By: George Sutphin
Dietary restriction extends life span and improves numerous age-associated health parameters in a variety of evolutionarily divergent species ranging from the budding yeast to the rhesus monkey. The majority of dietary restriction studies have been carried out in a control laboratory environment on populations of genetically homogenous individuals. In genetically heterozygous populations such as humans, it remains unknown whether dietary restriction will have a generally positive effect on survival and health, or whether different genotypes within the population will display a differential response.
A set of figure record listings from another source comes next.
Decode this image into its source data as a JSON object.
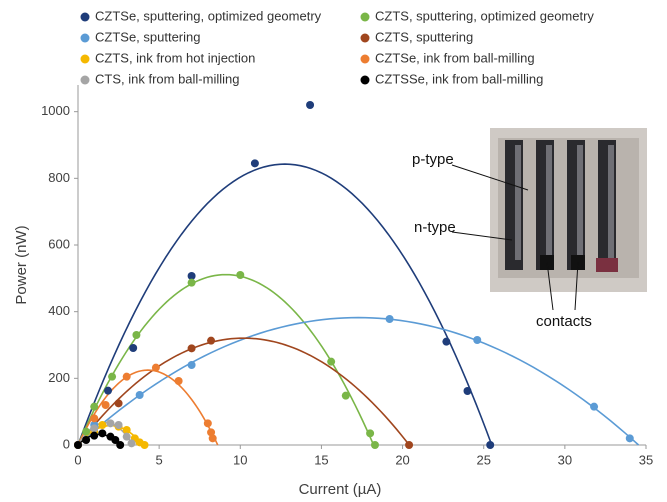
{
  "chart_data": {
    "type": "scatter",
    "x_label": "Current (µA)",
    "y_label": "Power (nW)",
    "xlim": [
      0,
      35
    ],
    "ylim": [
      0,
      1080
    ],
    "xticks": [
      0,
      5,
      10,
      15,
      20,
      25,
      30,
      35
    ],
    "yticks": [
      0,
      200,
      400,
      600,
      800,
      1000
    ],
    "annotations": [
      "p-type",
      "n-type",
      "contacts"
    ],
    "series": [
      {
        "name": "CZTSe, sputtering, optimized geometry",
        "color": "#1f3d7a",
        "x": [
          0,
          1.85,
          3.4,
          7.0,
          10.9,
          14.3,
          22.7,
          24.0,
          25.4
        ],
        "values": [
          0,
          163,
          291,
          507,
          845,
          1020,
          310,
          162,
          0
        ]
      },
      {
        "name": "CZTS, sputtering, optimized geometry",
        "color": "#7ab648",
        "x": [
          0,
          0.5,
          1.0,
          2.1,
          3.6,
          7.0,
          10.0,
          15.6,
          16.5,
          18.0,
          18.3
        ],
        "values": [
          0,
          40,
          115,
          205,
          330,
          487,
          510,
          250,
          148,
          35,
          0
        ]
      },
      {
        "name": "CZTSe, sputtering",
        "color": "#5b9bd5",
        "x": [
          0,
          1.0,
          3.8,
          7.0,
          19.2,
          24.6,
          31.8,
          34.0
        ],
        "values": [
          0,
          60,
          150,
          240,
          378,
          315,
          115,
          20
        ]
      },
      {
        "name": "CZTS, sputtering",
        "color": "#a0461e",
        "x": [
          0,
          2.5,
          7.0,
          8.2,
          20.4
        ],
        "values": [
          0,
          125,
          290,
          313,
          0
        ]
      },
      {
        "name": "CZTS, ink from hot injection",
        "color": "#f5b800",
        "x": [
          0,
          1.0,
          1.5,
          2.5,
          3.0,
          3.5,
          3.8,
          4.1
        ],
        "values": [
          0,
          40,
          60,
          55,
          45,
          20,
          8,
          0
        ]
      },
      {
        "name": "CZTSe, ink from ball-milling",
        "color": "#ed7d31",
        "x": [
          0,
          1.0,
          1.7,
          3.0,
          4.8,
          6.2,
          8.0,
          8.2,
          8.3
        ],
        "values": [
          0,
          80,
          120,
          205,
          232,
          192,
          65,
          38,
          20
        ]
      },
      {
        "name": "CTS, ink from ball-milling",
        "color": "#a5a5a5",
        "x": [
          0,
          1.0,
          2.0,
          2.5,
          3.0,
          3.3
        ],
        "values": [
          0,
          50,
          65,
          60,
          25,
          5
        ]
      },
      {
        "name": "CZTSSe, ink from ball-milling",
        "color": "#000000",
        "x": [
          0,
          0.5,
          1.0,
          1.5,
          2.0,
          2.3,
          2.6
        ],
        "values": [
          0,
          15,
          28,
          35,
          25,
          15,
          0
        ]
      }
    ]
  }
}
In the budding yeast, we have identified single gene deletion mutants that show a wide range of responses to dietary restriction ranging from severely shortened to greatly extended life span, and we are in the process of characterizing strains on both ends of the spectrum. Two of the genes with the greatest negative response to dietary restriction are PMR1 and SOD2. PMR1 encodes a Golgi apparatus calcium/manganese ATPase. Pmr1 is responsible for transporting calcium and manganese from the cytosol into the Golgi lumen. Several lines of evidence indicate that manganese transport is the relevant function for the altered response to dietary restriction. SOD2 encodes the mitochondrial superoxide dismutase and requires manganese. Together, these suggest that proper control of intracellular manganese is important for an appropriate response to dietary restriction. Current efforts are focused on identifying the specific manganese-associated processes involved in the poor response to dietary restriction in these mutants in order to develop a more general understanding of the role of manganese homeostasis in yeast nutrient response.